Well intentioned as some readers of this blog are, they sometimes ask me for answers in lieu of taking the steps to find their own. Even if my ideas are sound, substituting those for one's own independent judgment cannot breed self-confidence. No one's parachute can take the place of one's own.


I really believe this is essential for any discretionary trader.

If you can evaluate how the market is trading on your own, it is a very different feel from trying to apply concepts and frameworks that you read about in a book but don't "see" in the market naturally and easily. Like a skilled and well-practiced athlete, you can swing into and out of trades with ease, dexterity, and confidence gaining the best entry and exit points (which is half of your profitability!) instead of constantly hesitating, missing moves, or (even worse!) chasing the trends late, catching a reversal that whips you out at a loss, only to see the trend move back into (what would have been) profit.

zircon-212 said...

The Master and legend Ed Seykota is happy to share his holy grail and offer The Essentials

Ride Your Winners
Cut Your Losses
Manage Your Risk
Use Stops
Stick to the System
File the News

the rest he leaves up to the individual to figure out

Curtis said...

I'm often expecting the markets correctly. The markets have been recently contrary and then yesterday we had a confluence of agreement among everyone. We had strong momentum which I have a rule against shorting but my contrary indicator pegged extreme. The more I tried to make a right expectation, the more I become concerned with my ego. I finally came to my senses and realized I don't know any more then anyone else most of the time.

Everything is a chance, a probability, sometimes we are more likely to have our expectations met, but in the end nothing is for sure.

It is common to read about traders expressing problems in knowing when to take a profit or non maximal loss. If the traders understands everything is a probability, there is no right or wrong. Only at the moment can we know the price with any accuracy with a precision of +- ticks thus at point time T we know 100%, as time expands beyond this we know less and less.

What some people probably don't think about is that the probabilities are always changing thus a trader can not afford to think about their ego or be fixed on a set course of action. It's like in poker at each stage we have new probabilities. Some traders only play their hole cards instead of adapting to the situation.

I don't per say agree with you but I agree with your cognitive processes.

By thinking in terms of probabilities, the significance of being right diminishes as the range of possibilities taken into account increases freeing the trader to take into account the ever new situation.

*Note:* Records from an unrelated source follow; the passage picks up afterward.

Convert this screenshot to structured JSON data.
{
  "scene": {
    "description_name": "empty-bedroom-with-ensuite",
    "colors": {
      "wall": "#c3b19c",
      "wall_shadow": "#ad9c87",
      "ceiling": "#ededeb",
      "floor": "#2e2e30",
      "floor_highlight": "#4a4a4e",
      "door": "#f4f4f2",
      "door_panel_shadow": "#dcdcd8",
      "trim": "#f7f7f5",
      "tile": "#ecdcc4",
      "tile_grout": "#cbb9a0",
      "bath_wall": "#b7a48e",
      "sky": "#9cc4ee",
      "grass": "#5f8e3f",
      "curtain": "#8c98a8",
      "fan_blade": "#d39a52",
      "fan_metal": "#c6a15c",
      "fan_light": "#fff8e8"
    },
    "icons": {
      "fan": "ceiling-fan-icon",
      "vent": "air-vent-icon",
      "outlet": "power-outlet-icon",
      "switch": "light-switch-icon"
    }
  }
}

Brett Steenbarger, Ph.D. said...

Thanks, all, for the excellent perspectives and reflections.

Brett

RooS said...

An amazing read.... this is something that has helped my trading tremendously. After yesterday's action (6/24), I thought for sure we were headed back down to test the 875 area on the /ES today. I kept 2 scenarios on my mind, and I was fortunate enough to hop on the right trade this morning. It was a complete reversal of what I originally thought, but at least I became aware of more possibilities.

Thanks for everything you share on here; do you mind if I share your article on my blog?